Die Euro-Kanzlerin

von Max Conzemius25.09.2011Außenpolitik

Energisch wie selten springt Angela Merkel für den Euro in die Bresche. Doch die deutsche Idee einer Stabilitätsunion wird keinen Erfolg haben. In der Euro-Krise geben die Franzosen den Takt vor – und die wollen vor allem Solidarität und politische Koordinierung.

Selten hat man die Bundeskanzlerin so kämpferisch erlebt. In der Generaldebatte über den Bundeshaushalt 2012 verteidigte Angela Merkel die Maßnahmen zur Stabilisierung des Euro mit für ihre Verhältnisse geradezu überschwänglichem Pathos. Es sei die historische Aufgabe dieser Generation, nicht das Erbe der Gründungsväter der Europäischen Union zu verspielen. Zugleich bezeichnete Merkel die Bewältigung der Euro-Krise und die Stabilisierung der Gemeinschaftswährung als „die zentrale Aufgabe dieser Legislaturperiode“. Hierzu müsse die Währungsunion zu einer Stabilitätsunion mit effektiven Sanktionsmöglichkeiten umgebaut werden. Selbst eine Änderung der EU-Verträge und ein Klagerecht gegen defizitäre Staaten vor dem Europäischen Gerichtshof schloss die Kanzlerin nicht aus.
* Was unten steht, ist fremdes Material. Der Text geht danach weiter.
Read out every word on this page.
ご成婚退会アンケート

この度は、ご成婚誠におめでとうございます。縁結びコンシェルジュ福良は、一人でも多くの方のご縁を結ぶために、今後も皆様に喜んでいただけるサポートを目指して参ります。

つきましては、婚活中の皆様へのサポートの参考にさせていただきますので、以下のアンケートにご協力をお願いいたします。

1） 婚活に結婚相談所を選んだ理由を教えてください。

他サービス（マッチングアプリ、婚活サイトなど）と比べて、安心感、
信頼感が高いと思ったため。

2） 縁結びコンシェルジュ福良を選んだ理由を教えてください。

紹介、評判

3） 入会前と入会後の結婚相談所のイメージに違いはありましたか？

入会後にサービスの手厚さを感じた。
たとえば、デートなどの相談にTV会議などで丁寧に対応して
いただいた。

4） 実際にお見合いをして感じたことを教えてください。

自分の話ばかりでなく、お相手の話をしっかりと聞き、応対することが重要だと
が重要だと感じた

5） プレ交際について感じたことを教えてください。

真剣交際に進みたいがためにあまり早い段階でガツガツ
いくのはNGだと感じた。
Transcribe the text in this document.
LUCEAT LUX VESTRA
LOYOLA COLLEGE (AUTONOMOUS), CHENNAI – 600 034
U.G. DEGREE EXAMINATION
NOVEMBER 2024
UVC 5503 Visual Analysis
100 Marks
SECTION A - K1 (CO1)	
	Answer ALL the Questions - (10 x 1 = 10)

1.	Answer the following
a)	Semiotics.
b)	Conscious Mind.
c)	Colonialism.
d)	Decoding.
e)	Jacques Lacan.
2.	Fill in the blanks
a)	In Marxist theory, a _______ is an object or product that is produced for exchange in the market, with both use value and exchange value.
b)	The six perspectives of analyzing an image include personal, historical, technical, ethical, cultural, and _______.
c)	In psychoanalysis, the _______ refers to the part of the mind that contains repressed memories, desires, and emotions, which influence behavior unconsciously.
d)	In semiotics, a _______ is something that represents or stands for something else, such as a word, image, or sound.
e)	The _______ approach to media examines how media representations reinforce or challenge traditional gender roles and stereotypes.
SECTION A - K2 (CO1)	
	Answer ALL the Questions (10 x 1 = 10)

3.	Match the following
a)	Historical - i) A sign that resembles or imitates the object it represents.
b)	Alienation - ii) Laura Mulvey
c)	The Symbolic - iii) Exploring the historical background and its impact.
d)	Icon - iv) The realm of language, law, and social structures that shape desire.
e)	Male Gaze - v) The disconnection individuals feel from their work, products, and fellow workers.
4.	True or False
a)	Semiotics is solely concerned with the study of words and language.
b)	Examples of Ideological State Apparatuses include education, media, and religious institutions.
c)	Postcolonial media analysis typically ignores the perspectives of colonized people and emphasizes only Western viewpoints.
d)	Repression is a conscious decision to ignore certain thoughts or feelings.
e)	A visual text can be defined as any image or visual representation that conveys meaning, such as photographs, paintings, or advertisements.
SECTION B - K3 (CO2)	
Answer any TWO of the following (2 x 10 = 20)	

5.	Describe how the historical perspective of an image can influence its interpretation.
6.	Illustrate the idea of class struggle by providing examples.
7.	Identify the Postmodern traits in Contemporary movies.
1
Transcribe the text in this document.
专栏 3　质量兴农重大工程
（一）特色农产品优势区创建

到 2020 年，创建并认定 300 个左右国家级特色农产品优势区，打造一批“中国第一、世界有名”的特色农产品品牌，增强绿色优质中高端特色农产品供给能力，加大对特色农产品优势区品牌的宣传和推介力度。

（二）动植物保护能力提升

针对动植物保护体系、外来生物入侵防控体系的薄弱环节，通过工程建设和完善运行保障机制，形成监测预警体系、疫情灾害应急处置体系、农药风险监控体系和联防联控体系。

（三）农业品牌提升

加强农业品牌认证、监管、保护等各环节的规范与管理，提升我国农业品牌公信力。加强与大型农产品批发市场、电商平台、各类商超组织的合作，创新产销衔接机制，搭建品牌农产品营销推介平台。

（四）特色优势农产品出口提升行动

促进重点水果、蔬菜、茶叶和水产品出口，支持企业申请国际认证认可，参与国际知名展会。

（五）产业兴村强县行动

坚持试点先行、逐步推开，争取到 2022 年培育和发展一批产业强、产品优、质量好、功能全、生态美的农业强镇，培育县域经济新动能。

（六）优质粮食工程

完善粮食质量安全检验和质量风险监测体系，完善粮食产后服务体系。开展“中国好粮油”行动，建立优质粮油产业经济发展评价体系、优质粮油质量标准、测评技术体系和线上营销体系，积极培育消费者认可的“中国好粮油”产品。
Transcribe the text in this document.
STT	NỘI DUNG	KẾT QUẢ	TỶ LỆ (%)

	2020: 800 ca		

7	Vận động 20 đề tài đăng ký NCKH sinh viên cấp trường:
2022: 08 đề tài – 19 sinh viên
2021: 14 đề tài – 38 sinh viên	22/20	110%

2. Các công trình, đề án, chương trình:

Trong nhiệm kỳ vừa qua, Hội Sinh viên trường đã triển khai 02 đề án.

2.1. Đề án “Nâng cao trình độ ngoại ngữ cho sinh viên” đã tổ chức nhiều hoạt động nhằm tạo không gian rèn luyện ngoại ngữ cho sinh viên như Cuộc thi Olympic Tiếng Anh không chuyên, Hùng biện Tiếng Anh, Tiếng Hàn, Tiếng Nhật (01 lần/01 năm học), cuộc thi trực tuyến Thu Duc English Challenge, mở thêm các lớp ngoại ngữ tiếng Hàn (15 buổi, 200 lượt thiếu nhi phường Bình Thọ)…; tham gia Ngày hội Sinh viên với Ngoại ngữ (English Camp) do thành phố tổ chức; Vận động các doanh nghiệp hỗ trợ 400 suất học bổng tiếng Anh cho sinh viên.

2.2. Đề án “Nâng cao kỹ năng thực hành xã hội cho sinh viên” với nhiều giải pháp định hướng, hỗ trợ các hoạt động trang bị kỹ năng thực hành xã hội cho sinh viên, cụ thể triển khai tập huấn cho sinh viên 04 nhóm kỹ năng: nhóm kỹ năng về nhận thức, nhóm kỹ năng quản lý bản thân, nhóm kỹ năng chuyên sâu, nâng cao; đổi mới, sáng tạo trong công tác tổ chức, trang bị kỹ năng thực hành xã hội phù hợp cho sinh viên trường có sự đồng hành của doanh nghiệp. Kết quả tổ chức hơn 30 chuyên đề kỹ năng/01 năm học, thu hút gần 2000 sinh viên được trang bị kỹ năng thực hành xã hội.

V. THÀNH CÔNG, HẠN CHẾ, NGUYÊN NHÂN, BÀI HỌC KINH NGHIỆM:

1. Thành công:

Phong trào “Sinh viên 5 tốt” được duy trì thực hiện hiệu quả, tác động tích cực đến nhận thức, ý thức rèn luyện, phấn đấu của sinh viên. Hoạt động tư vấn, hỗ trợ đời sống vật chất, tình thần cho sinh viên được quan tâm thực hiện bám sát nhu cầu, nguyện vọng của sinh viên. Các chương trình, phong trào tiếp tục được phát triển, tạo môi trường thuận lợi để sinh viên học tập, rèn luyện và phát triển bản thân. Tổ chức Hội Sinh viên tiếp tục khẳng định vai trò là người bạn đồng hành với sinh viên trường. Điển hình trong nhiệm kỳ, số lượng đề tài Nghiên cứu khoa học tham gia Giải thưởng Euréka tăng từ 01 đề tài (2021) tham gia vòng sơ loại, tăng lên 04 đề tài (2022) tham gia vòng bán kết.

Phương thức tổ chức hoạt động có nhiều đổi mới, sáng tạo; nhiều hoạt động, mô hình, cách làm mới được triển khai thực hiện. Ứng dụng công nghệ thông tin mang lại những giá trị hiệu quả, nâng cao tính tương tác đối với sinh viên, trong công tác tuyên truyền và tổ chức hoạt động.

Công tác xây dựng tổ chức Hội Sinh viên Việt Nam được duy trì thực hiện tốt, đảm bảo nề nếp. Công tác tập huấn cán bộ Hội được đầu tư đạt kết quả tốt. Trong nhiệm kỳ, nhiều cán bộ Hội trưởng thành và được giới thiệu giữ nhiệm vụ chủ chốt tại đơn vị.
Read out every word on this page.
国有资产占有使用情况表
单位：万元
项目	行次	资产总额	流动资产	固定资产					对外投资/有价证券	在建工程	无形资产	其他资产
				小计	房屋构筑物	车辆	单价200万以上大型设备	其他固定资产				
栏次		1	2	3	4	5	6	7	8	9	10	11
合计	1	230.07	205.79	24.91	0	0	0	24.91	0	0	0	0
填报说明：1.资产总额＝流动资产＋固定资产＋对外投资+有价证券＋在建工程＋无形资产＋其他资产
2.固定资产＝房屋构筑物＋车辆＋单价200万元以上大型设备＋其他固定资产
Eine Aufgabe von historischer Bedeutung

Hat Angela Merkel damit nun das zentrale Thema ihrer Kanzlerschaft gefunden? Möchte sie als die Kanzlerin in die Geschichtsbücher eingehen, die das historische Erbe Helmut Kohls gegen die „falsche Philosophie“ des Schuldenmachens verteidigt hat? Jedenfalls scheint es so, als habe Merkel die Euro-Krise als Schicksalsmoment nicht nur der europäischen Idee, sondern auch ihrer eigenen Kanzlerschaft erkannt. Bei genauerer Betrachtung taugt Merkels Projekt einer Stabilitätsunion jedoch allenfalls als rhetorisches Feigenblatt für die – aus deutscher Sicht – währungspolitischen Sündenfälle der vergangenen Monate. Mit den auf europäischer Ebene beschlossenen Maßnahmen zur Rettung des Euro hat sich die Währungsunion nämlich sukzessive von der deutschen Stabilitätskultur, wie sie einst im Vertrag von Maastricht verankert war, entfernt. Mit ihrer Zustimmung zu einer europäischen Wirtschaftsregierung ist die Bundeskanzlerin vielmehr auf eine jahrzehntealte Forderung Frankreichs eingeschwenkt. Seit Gründung des gemeinsamen Währungsraumes ringen Deutsche und Franzosen um die Vorherrschaft in der Euro-Zone – und dies nicht nur ökonomisch, sondern auch politisch. Beide Länder haben ein unterschiedliches wirtschaftspolitisches Grundverständnis. Die Geschichte des Euro ist damit auch die Geschichte des Widerstreits zwischen zwei Leitbildern. Die europäische Wirtschaftsregierung ist Ausdruck des französischen Leitbildes einer _gouvernance économique._ Finanz-, Wirtschafts- und Sozialpolitik sollen unter den Mitgliedstaaten so abgestimmt werden, dass sich ein für alle gleichermaßen vorteilhafter _policy mix_ ergibt. Die Sinnhaftigkeit einer solchen Koordinierung wurde von deutscher Seite stets in Abrede gestellt. Unter dem Druck der Krise schwenkt die Bundeskanzlerin nun allmählich auf den französischen Kurs ein.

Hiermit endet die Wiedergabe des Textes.